Wilson's disease is an inherited disorder due to mutation in ATP7B gene on chromosome 13, characterized by defective copper metabolism and its subsequent deposition in various organs of the body with myriad of clinical presentations. Literature search revealed a little information regarding possible association of hypoparathyroidism with Wilson's disease. However, in such metabolic disorder, involvement of other organs is quite possible and requires further data for exploring its association with other organ involvement. This case report demonstrates possible involvement of parathyroid gland in Wilson's disease leading to hypoparathyroidism and subsequent hypocalcemic seizures.
A 25-year-old male was brought to the emergency after having had a seizure. Patient's attendants witnessed him having a generalized tonic–clonic seizure during which he bit the side of his tongue. His first memory was waking in the ambulance. Patient complained of perioral numbness and paresthesias. He has had no previous seizures; alcohol intoxication or withdrawal, use of illicit drugs such as cocaine, and no head trauma. Temperature was 36.8°C, blood pressure 108/78 mm Hg, pulse 66 beats per minute, respiratory rate 18 breaths per minute, and oxygen saturation 98% on room air. Patient's height was 152 cm, body weight was 42 kg with no delay in pubertal development. Physical examination demonstrated features of tetany in form of carpopedal spasm as evident in Figure 1 and Chvostek's sign. Ocular examination revealed lenticular cataract in left eye. His serum calcium levels were markedly decreased. Renal functions and routine urine analysis were normal. Other laboratory test results are shown in Table 1. Electrocardiogram (ECG) revealed prolonged corrected QT interval of 550 milliseconds. Radiographic studies revealed diffuse osteopenia with normal growth plates and no evidence of rickets as shown in Figure 2.

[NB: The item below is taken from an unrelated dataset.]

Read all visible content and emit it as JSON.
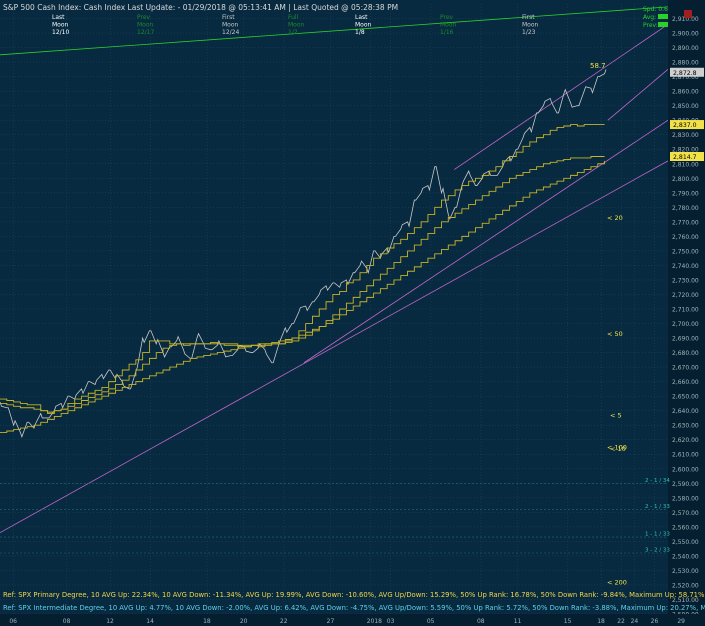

Magnetic resonance imaging of head revealed hyperintense signals (on T2-Weighted, fluid-attenuated inversion recovery images) in bilateral basal ganglia; and blooming on susceptibility weighted imaging (SWI) as depicted in Figure 3.
The diagnosis of Wilson's disease with Hypoparathyroidism was established and patient was started on Zinc, intravenous calcium gluconate, intravenous magnesium sulfate and calcitriol. Later, he was continued on calcium and calcitriol and his tetany started improving by the time he was discharged with no further seizures, and Zinc was continued for primary disorder.
Various endocrine and metabolic abnormalities have been reported in Wilson's disease.
However, association of hypoparathyroidism with Wilson's disease has been reported only at very few instances in literature. Hypoparathyroidism is a rare endocrine disease, characterized by absent or inappropriately low levels of parathyroid hormone (PTH), low serum calcium levels, and elevated serum phosphorus in the circulation and most frequently attributed to surgical damage to the parathyroid glands. Wilson's disease is one of the rare causes of hypoparathyroidism with suggested mechanism being toxic damage and destruction of parathyroid gland by copper deposition. Presentation of our patient with seizures along with signs of hypocalcemia in the form of tetanic spasms lead us to make the etiological diagnosis of Wilson's disease with hypoparathyroidism, supported by relevant investigations. So, Wilson's disease as a cause of hypoparathyroidism should be suspected in any patient who presents with features of hypocalcemic tetany, seizures along with hepatic involvement.